Date Event of National Significance Conversation Share
November 06, 2012 US Presidential Election

20.9%

February 03, 2013 Super Bowl

12.7%

February 24, 2013 The Academy Awards

4.6%

July 27, 2012 Olympics Opening Ceremony

4.1%

April 15, 2013 Boston Marathon Bombing

2.9%

October 29, 2012 Hurricane Sandy

2.5%

December 14, 2012 Sandy Hook Elementary Shooting

2.5%

July 20, 2012 Colorado Movie Theater Shooting

0.9%

October 12, 2012 Amanda Todd Suicide

0.3%

January 17, 2013 Lance Armstrong Confession

0.2%

Avg. Conversation Share %[1]

5.2%

 

In addition to a ranking of the public’s interest in these types of stories, these data offer some perspective for marketers:

  • Even for stories of extreme national interest (e.g., a presidential election or The Super Bowl), 80% or more of the day’s discussion will be about something else. Consumers have a lot of things to talk about on a daily basis.
  • Events that the public anticipate garner more conversation than unexpected events—even major events like the Boston Marathon bombings, Hurricane Sandy, or the Sandy Hook tragedy.
  • Social conversation fades quickly. The data above represent discussion on the day the story broke – and for some stories we thought second-day conversation might be higher. This was never the case.*

After examining the share of voice that major news stories garnered, Networked Insights explored major brand events that took place during the same time frame– major product launches, mergers, and IPOs. We found the following:

Date Event of Brand Significance Conversation Share
September 12, 2012 Announcement of iPhone5

1.4%

May 18, 2012 Facebook IPO

0.15%

October 30, 2012 Disney Acquires LucasFilm

0.12%

September 06, 2012 Announcement of new Kindle product line

0.06%

February 11, 2013 Launch of Mountain Dew Kickstart

0.003%

Average Conversation Share

0.1%

In comparison with national news events (and even on their own) these data tell an interesting story:

  • That consumers talk about brands less frequently than they talk about national news may not be noteworthy, but the degree of difference in that conversation share is. Brand success in social has to be measured on a completely different scale.
  • The difference in the level of conversation among brands varies extremely dramatically. This is likely due to campaign strategy more than consumers’ general reception of the brand.
  • Although Apple, Facebook, and Disney are all extremely prominent brands, Apple drives a disproportionate level of social conversation. This is not likely coincidental.
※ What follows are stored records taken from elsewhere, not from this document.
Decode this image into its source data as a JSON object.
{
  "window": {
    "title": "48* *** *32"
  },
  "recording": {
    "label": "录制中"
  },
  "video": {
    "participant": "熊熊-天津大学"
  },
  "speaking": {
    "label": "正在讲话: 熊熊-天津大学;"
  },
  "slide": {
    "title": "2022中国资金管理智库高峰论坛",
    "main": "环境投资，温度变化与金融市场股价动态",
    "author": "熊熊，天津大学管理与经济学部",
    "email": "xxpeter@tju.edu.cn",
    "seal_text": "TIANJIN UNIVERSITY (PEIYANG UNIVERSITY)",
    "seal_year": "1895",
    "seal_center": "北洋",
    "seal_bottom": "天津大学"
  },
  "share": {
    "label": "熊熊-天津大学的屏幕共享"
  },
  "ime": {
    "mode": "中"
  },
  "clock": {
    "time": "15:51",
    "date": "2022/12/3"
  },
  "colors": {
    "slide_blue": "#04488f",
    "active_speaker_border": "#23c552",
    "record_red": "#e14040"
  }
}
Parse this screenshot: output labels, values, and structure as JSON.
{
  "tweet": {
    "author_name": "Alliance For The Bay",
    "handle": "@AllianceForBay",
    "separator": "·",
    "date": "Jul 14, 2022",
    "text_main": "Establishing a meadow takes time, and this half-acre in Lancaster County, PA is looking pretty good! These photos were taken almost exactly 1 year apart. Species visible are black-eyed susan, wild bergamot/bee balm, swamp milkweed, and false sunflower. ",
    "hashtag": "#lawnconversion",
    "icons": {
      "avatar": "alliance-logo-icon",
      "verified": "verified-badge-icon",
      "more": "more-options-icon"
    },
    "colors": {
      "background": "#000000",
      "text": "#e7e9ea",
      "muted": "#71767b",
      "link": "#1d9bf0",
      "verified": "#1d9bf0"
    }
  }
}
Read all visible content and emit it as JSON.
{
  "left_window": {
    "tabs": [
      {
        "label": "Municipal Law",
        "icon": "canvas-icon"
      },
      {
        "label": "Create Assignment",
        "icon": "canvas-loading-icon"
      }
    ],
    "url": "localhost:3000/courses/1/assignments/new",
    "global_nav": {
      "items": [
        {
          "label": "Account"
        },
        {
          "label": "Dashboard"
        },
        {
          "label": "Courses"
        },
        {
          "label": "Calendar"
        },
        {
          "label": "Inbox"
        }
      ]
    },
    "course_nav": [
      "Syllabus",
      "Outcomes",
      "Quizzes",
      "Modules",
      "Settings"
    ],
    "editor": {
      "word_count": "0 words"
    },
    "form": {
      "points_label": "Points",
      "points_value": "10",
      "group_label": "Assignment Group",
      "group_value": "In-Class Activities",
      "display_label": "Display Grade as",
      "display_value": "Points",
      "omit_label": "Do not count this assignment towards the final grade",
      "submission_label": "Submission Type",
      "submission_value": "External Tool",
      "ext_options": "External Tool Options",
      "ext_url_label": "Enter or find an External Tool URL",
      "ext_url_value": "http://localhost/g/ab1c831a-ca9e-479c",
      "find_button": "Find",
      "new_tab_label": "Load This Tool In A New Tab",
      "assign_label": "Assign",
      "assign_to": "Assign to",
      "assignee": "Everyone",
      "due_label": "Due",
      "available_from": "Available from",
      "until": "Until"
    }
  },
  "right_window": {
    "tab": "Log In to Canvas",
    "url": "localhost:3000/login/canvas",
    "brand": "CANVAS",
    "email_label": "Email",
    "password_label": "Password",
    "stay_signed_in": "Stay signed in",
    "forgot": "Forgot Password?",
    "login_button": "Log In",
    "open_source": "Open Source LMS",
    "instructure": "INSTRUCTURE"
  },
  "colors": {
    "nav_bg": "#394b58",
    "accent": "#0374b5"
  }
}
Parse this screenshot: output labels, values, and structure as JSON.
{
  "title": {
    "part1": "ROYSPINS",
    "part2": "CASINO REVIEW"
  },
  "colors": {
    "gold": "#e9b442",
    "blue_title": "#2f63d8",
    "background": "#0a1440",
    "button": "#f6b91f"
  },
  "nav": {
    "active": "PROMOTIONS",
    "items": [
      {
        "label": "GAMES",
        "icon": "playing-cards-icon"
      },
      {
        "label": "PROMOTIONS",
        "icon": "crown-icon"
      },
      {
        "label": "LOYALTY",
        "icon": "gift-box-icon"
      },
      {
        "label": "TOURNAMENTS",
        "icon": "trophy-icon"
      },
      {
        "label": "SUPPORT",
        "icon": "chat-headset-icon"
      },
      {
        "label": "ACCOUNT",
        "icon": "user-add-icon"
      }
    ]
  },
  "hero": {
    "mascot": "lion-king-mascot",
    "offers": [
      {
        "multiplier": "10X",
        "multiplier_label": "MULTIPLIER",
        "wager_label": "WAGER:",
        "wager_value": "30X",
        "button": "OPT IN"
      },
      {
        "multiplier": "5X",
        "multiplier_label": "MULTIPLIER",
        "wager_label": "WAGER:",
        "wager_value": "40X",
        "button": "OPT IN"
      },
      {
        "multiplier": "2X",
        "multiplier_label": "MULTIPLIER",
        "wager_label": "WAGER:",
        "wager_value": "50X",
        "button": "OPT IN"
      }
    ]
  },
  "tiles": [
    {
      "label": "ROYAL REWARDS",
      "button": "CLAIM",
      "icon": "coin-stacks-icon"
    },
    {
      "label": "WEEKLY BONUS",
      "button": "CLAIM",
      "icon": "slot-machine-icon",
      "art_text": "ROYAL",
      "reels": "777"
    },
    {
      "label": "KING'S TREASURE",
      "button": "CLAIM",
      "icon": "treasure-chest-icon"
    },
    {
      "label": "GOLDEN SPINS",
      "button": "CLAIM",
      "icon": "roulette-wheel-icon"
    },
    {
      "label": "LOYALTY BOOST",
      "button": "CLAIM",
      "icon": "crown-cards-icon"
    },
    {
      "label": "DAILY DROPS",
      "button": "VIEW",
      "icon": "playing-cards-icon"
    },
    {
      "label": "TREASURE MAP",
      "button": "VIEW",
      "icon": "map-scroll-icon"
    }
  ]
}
The benchmarks and findings above are just the starting point for CMOs and others who wish to apply social data to measure broader campaign success. There is deep value in leveraging social data to measure campaigns within specific audiences (as opposed to the public at large) and integrating audience data with other forms of digital activation. But the size and speed of social data provides a powerful new tool for the CMO, if he or she yields it with the right perspective.

Rick Miller is vice president in Networked Insights’ Strategic Platform & Insights group.